A series of comet collisions with the Earth may have led to the extinction of many species
studies reveal that a comet crashed into the Earth 370 million years ago, blasting a huge crater into the sea floor. Charles Sandberg, a geologist emeritus with the us Geological Survey, says this triggered 304 m waves that resulted in the extinction of many species. He feels that the crash may have been the first of the series of comet strikes that changed life on the Earth forever. It may also include the extinction of dinosaurs millions of years later.
The site of the collision is said to be 210 km northwest of Las Vegas in southern Nevada, whose area was covered by ocean. The blast created a crater on the sea floor that was 50-80 km in diameter. The impact of the blast was so intense that it ripped apart a reef on which continental shelf was present. Pieces of reef as large as 0.8 km wide scattered in southern Nevada in 190 km of diameter.
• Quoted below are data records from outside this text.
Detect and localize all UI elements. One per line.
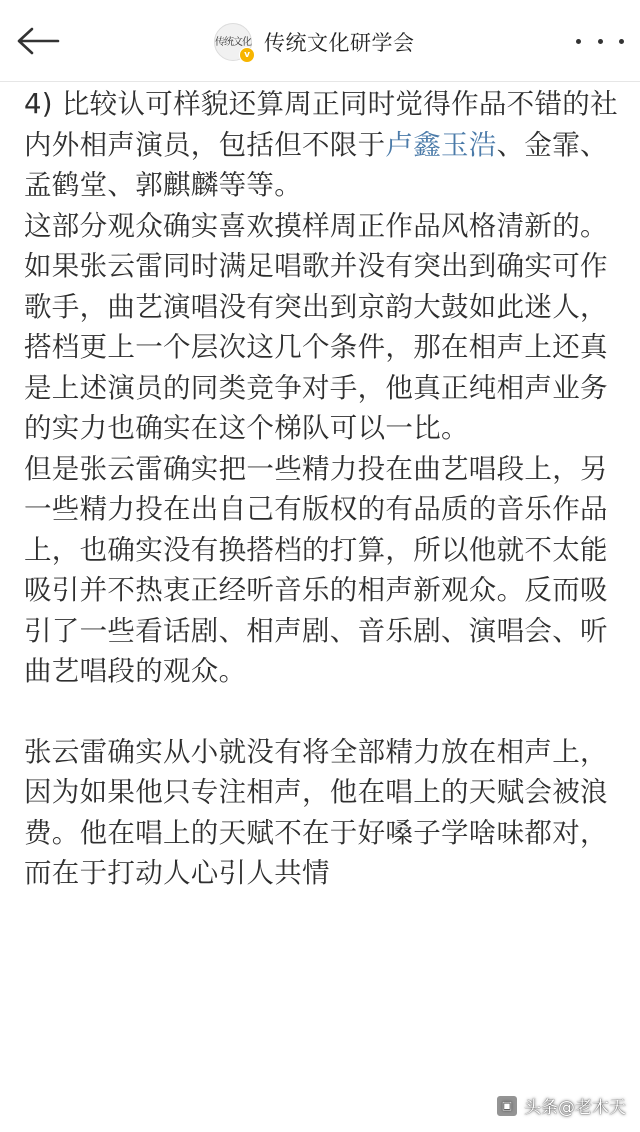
avatar-logo: 传统文化 bbox=[215, 36, 251, 48]
article-paragraph: 如果张云雷同时满足唱歌并没有突出到确实可作歌手，曲艺演唱没有突出到京韵大鼓如此迷人，搭档更上一个层次这几个条件，那在相声上还真是上述演员的同类竞争对手，他真正纯相声业务的实力也确实在这个梯队可以一比。 bbox=[24, 250, 608, 444]
paragraph-text: 、金霏、孟鹤堂、郭麒麟等等。 bbox=[24, 128, 608, 201]
account-name[interactable]: 传统文化研学会 bbox=[264, 31, 415, 55]
more-dots-icon bbox=[598, 39, 603, 44]
watermark bbox=[496, 1093, 626, 1118]
article-paragraph: 但是张云雷确实把一些精力投在曲艺唱段上，另一些精力投在出自己有版权的有品质的音乐作品上，也确实没有换搭档的打算，所以他就不太能吸引并不热衷正经听音乐的相声新观众。反而吸引了一些看话剧、相声剧、音乐剧、演唱会、听曲艺唱段的观众。 bbox=[24, 452, 608, 687]
arrow-left-icon bbox=[16, 26, 60, 56]
top-bar bbox=[0, 0, 640, 82]
more-button[interactable] bbox=[576, 28, 624, 54]
more-dots-icon bbox=[619, 39, 624, 44]
paragraph-text: 4) 比较认可样貌还算周正同时觉得作品不错的社内外相声演员，包括但不限于 bbox=[24, 88, 618, 161]
article-body bbox=[24, 84, 620, 894]
verified-v-icon: v bbox=[239, 47, 255, 63]
more-dots-icon bbox=[576, 39, 581, 44]
back-button[interactable] bbox=[10, 16, 66, 66]
avatar[interactable] bbox=[214, 23, 252, 61]
watermark-text: 头条@老木天 bbox=[524, 1098, 626, 1118]
article-paragraph bbox=[24, 84, 620, 206]
article-paragraph: 张云雷确实从小就没有将全部精力放在相声上，因为如果他只专注相声，他在唱上的天赋会被浪费。他在唱上的天赋不在于好嗓子学啥味都对，而在于打动人心引人共情 bbox=[24, 735, 608, 889]
account-title[interactable] bbox=[214, 20, 415, 64]
performer-link[interactable]: 卢鑫玉浩 bbox=[385, 128, 497, 161]
paragraph-spacer bbox=[24, 692, 620, 732]
article-paragraph: 这部分观众确实喜欢摸样周正作品风格清新的。 bbox=[24, 209, 608, 242]
toutiao-logo-icon: ▣ bbox=[496, 1095, 518, 1117]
Sandberg conducted studies for several years in the area and found blocks of reef, turned into a kind of rock called Alamo Breccia.
His other two colleagues, John Warme at the Colorado School of Mines and Jared Morrow at the University of Colorado, usa , say that the mass destruction stretching nearly 96 km farther than earlier thought. The crash took place three million years before one of the five greatest extinctions of life in the Earth's history. At that time, most species lived in the ocean.
Researchers have also found other evidence to substantiate their findings. They have located crystals of shocked quartz that are sand grains shattered by the force of the impact, a rock layer rich in iridium that is a rare element on the Earth but common in asteroids and comets.
In recent years, they have discovered a crater similar rocks in other countries, suggesting that the Devonian extinction was triggered by a series of crashes.
Sandberg does not rule out the possibility of other comet crash into the Earth in future. He say that scientists will have to investigate for such possibilities.